Monday, June 1, 2015
Weekly Opinion Editorial
by Steve Fair
On October 26, 2001, just over a month after the 9/11 attacks, Congress passed and President George W. Bush signed into the law The Patriot Act. It was designed to help law enforcement have the tools to identify and track terrorists. Key tenets of the 2001 Patriot Act included allowing government the authority to intercept wire, oral, and electronic communications relating to terrorism. It also allowed law enforcement to wiretap suspected terrorists with no court order. It also required that banks report to the government any large withdrawals from bank accounts. Perhaps the most controversial part of the Patriot Act was the bulk data (cell phone/computer usage) the NSA was authorized to collect from the general public and hold it for five years.
Most of the general public was unaware of just how extensive the collecting was until former CIA computer worker Edward Snowden leaked classified documents to the main stream media. Snowden has been charged with violation of the Espionage Act, but he considers himself a whistle-blower. He has been granted temporary asylum in Russia. Some have hailed Snowden as a hero, others a traitor, but whatever your opinion, it is for certain, the government was collecting massive amount of personal information on innocent citizens without their knowledge and we might not have known if Snowden hadn’t ratted on his former employer.
On Sunday night, the U.S. Senate voted allowed the Patriot Act to expire. The U.S. House has already passed a bill- USA Freedom Act- that would shift the data collection from the government to the service providers. The Senate voted 77-17 to take up the House bill this week. The National Security Agency supposedly shut down the bulk metadata collection program officially at 7:44 p.m. Three observations about the debate:
First, the nature of human government is to grow in scope and power. Throughout history, government, including our own, has effectively used fear to keep the folks in line. Fear works best in wartime. In the midst of the war with France, in 1798, the Alien & Sedition Act was passed which increased the residency requirements for American citizenship from five to fourteen years. Designed by Federalists to limit the power of their political opponents, the enforcement ended after Jefferson was elected president in 1800. President Lincoln suspended Habeas Corpus, the legal procedure that prevents the government from holding you indefinitely without showing cause, in the midst of the Civil War. President Roosevelt sent 100,000 Japanese Americans to internment camps after Pearl Harbor, because the general public was scared. This coming from the president who said Americans ‘had nothing to fear but fear itself.’ Government uses fear to increase their power.

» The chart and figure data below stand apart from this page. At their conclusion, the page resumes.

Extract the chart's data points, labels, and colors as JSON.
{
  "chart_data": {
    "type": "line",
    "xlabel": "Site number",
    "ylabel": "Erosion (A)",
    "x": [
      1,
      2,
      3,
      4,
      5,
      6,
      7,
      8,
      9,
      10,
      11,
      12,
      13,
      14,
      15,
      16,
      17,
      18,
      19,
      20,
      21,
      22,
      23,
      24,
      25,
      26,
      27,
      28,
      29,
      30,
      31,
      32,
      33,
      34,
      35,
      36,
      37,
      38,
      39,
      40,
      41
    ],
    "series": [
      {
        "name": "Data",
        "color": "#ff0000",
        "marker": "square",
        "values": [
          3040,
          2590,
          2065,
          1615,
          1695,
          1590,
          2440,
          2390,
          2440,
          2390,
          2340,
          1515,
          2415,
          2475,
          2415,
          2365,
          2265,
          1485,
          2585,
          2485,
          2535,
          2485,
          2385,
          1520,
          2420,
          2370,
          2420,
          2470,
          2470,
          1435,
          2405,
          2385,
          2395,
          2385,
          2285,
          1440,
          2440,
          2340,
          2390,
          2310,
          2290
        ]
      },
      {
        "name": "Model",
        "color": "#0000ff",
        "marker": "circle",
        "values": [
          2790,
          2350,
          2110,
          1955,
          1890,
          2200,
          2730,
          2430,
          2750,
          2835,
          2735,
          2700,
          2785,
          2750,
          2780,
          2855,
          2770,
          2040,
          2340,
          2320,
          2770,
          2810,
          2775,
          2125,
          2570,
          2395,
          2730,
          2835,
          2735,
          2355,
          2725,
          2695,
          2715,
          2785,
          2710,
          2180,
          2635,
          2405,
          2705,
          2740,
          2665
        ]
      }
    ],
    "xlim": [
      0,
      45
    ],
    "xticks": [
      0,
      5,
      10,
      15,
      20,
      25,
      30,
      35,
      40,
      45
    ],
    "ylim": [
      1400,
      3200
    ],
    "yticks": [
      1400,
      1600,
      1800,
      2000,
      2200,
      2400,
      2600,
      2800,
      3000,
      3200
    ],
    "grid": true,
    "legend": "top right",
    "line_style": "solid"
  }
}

Second, government isn’t the only group to use fear as a tool. Politicians use it- on both sides of the aisle. Conservative politicos tell citizens to fear the government's overreaching authority. Liberals say citizens should fear the conservatives. Debates on issues have evolved into carefully rehearsed speeches pandering to a political base, used to position for re-election or higher office. During the recent debate on the Patriot Act, both sides of the political spectrum used fear as the primary point in their argument. And using fear works. According to a 2005 Gallup poll, teens between 13-17 were asked what they feared most and the top ten in order were: terrorist attacks, spiders, death, being a failure, war, crime or gang violence, being alone, the future, and nuclear war.
Third, what and who should we fear? Should we fear those who can kill us? That would make sense. We should have the God given right to defend ourselves and our loved ones against anyone who wants to kill us. Should we fear those who can disrupt our way of life- hurt us economically? That also seems to make sense, but how do we deal with dishonest merchants and overreaching government? How do we identify those economic enemies? Fear is a human mechanism that can protect us or debilitate us, depending on how we respond to it.It is clear from scripture that government is given the ‘power of the sword,(Romans 13)’ to provide citizens some measure of security, but no government, politician or man can give us true security. Security comes only from God. Jesus said, “And fear not them which kill the body, but are not able to kill the soul: but rather fear him which is able to destroy both soul and body in hell.” The fear of God is the beginning of wisdom, not the fear of government or terrorists.